What a busy time! I hope you are engaged in many activities that are stimulating and constructive to yourself and the community. Wednesday I took a quick trip to San Diego to attend what promised to be great meeting on the latest vitamin D research. It turned out to be as good as I had hoped. Interesting times when one can be awakened by an earthquake in Northern California, fly 500 miles to learn important information at a national medical meeting and sleep (safely?) back at home in Santa Rosa.

Best
Michael Carlston, MD
www.carlstonmd.com

  • Moving Towards Consensus on Optimal Vitamin D Levels
  • Vaccinations Protect Herds Not Individuals


Moving Towards Consensus on Optimal Vitamin D Levels
The accumulating and dramatic evidence of association between vitamin D levels and a seemingly infinite variety of diseases is very important. What to do with this information is more important. Academic discovery is one thing. Clinical application of that information to better peoples’ lives is what medicine is all about.
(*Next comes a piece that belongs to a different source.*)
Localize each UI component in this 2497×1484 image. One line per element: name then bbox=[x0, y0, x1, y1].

The first step is identifying the problem. Here, that is the recognition that vitamin D is influential in the development of many diseases. Done. Some can argue that we need to better enumerate all the problems created by vitamin D deficiency. While it is hard to disagree, as a clinician it seems evident that action to prevent and treat the consequences of D deficiency is much more important. At this point it is not unreasonable to presume that nearly any symptom suffered by an individual whose vitamin D level is low might be related to that deficiency. There are essentially no adverse effects of correcting that deficiency (even the cost is quite low, limiting the financially adverse effects). So, my job is to help the patient correct his/her deficiency. If the health problem does not improve, the vitamin D deficiency was probably not an important factor contributing to that problem. We still made a positive and valuable change in that person’s long-term health risk.
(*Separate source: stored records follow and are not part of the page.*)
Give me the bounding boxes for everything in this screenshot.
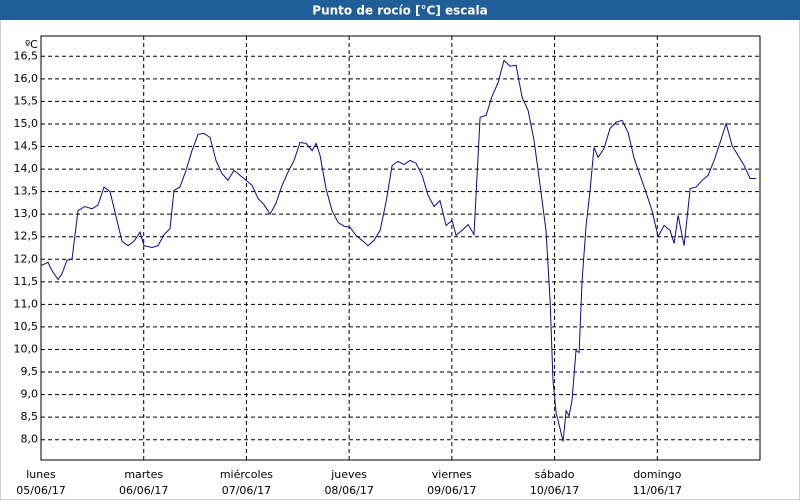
y-tick-label: 16,5 (14, 49, 39, 62)
y-tick-label: 12,5 (14, 230, 39, 243)
x-tick-label: lunes (26, 468, 56, 481)
plot-frame (40, 35, 761, 461)
x-tick-label: domingo (633, 468, 681, 481)
y-tick-label: 11,0 (14, 297, 39, 310)
y-tick-label: 16,0 (14, 72, 39, 85)
y-tick-label: 8,0 (21, 433, 39, 446)
y-tick-label: 12,0 (14, 252, 39, 265)
y-tick-label: 13,0 (14, 207, 39, 220)
x-tick-date: 09/06/17 (427, 484, 476, 497)
y-tick-label: 9,5 (21, 365, 39, 378)
x-tick-label: sábado (535, 468, 575, 481)
y-tick-label: 15,0 (14, 117, 39, 130)
title-bar (0, 0, 800, 20)
x-tick-date: 05/06/17 (16, 484, 65, 497)
x-tick-label: viernes (432, 468, 472, 481)
y-axis-unit: ºC (25, 38, 38, 51)
x-tick-date: 11/06/17 (633, 484, 682, 497)
y-tick-label: 8,5 (21, 410, 39, 423)
y-tick-label: 14,0 (14, 162, 39, 175)
y-tick-label: 15,5 (14, 94, 39, 107)
data-line (40, 59, 757, 442)
x-tick-date: 06/06/17 (119, 484, 168, 497)
x-tick-date: 10/06/17 (530, 484, 579, 497)
y-tick-label: 11,5 (14, 275, 39, 288)
x-tick-label: jueves (330, 468, 367, 481)
y-tick-label: 10,5 (14, 320, 39, 333)
x-tick-label: miércoles (220, 468, 273, 481)
x-tick-label: martes (124, 468, 163, 481)
y-tick-label: 13,5 (14, 185, 39, 198)
chart-title: Punto de rocío [°C] escala (312, 4, 487, 18)
y-tick-label: 9,0 (21, 388, 39, 401)
x-tick-date: 07/06/17 (222, 484, 271, 497)
y-tick-label: 14,5 (14, 140, 39, 153)
x-tick-date: 08/06/17 (324, 484, 373, 497)
y-tick-label: 10,0 (14, 342, 39, 355)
Pretty simple. Well, nearly so.

You see, while we have been in the dark about vitamin D’s innumerable roles in human physiology, we have been utterly blind as to what constitutes an ideal vitamin D blood level. We HAVE learned that “normal’ is unhealthy, so we can’t just test a bunch of average people and decide that everyone should be like ….. well, everyone.

This week I attended a meeting of vitamin D experts organized by GrassrootsHealth. You can review three of the presentations at http://www.grassrootshealth.org/seminar_presentations.htm

Reviewing the chart of disease reduction by vitamin D level might be the simplest way for you to “eyeball” the published research on this topic to date:
Disease Incidence Prevention by Serum 25(OH)D Level

Other studies have shown that people living like our hunter-gatherer ancestors (in tropical environments, outside most of the day and with much of their skin exposed) typically have vitamin D levels of at least 60, and in some cases up to 140. The amount of data is somewhat limited because modern humans, even in the tropics, tend to wear clothing and spend time indoors in front of their computers. Primates, our closest relatives in the animal kingdom, tend to run vitamin D levels over 100.

The food supply in many Western nations is fortified with various nutrients to prevent certain diseases. Milk in the US is commonly fortified with a very small amount of vitamin D at the present time. Dr. Robert Heaney suggests that fortifying the American diet with 2,000 iu vitamin D3 would not achieve optimal D levels, but it would raise over 97% of Americans to a threshold of reduced risk (32 ng/ml).

My recommendation to you is, by whatever means possible, keep your vitamin D level above 50 throughout the year. You can have your vitamin D tested repeatedly to assess your own individual response to sunlight, supplementation and diet or you can get tested once annually in the second half of the winter when your blood with be at its lowest level of the year. The test to ask for is 25 hydroxyvitamin D.

Vaccinations Protect Herds Not Individuals

That title says it all, except that you are part of a herd of human beings. My apology for the sometimes rude or crass terms we use in medicine but, in this case, the character of the term seems suitable to me.

Among the many controversial aspects of immunizations is the fact that immunizing a certain individual is far from a guarantee that that person will not get sick with the disease. Immunizing a group of individuals creates what is called “herd immunity”, meaning the rate of disease in that herd/group will be reduced.

In one example, around 1980 there was an outbreak of measles at UCLA. Those who were immunized were less likely to get the disease (the rate of infection was lower among those immunized). However, the great majority of those who got sick were fully immunized. The relatively fewer number of students who were unimmunized represented a proportionately larger number of the sick individuals.

The CDC recently released data from their investigation of the largest epidemic of measles in the US in nearly 20 years. In 2006 nearly 7,000 individuals in the Midwest (mostly young adults attending colleges there) came down with the mumps. Of those who knew their vaccination history, 84% had received the recommended two dose series.

Studies of parents who choose to limit the number of vaccinations their children receive, find that they are better educated and financially better off. While there are good arguments in favor of vaccines, there are also good arguments opposing them.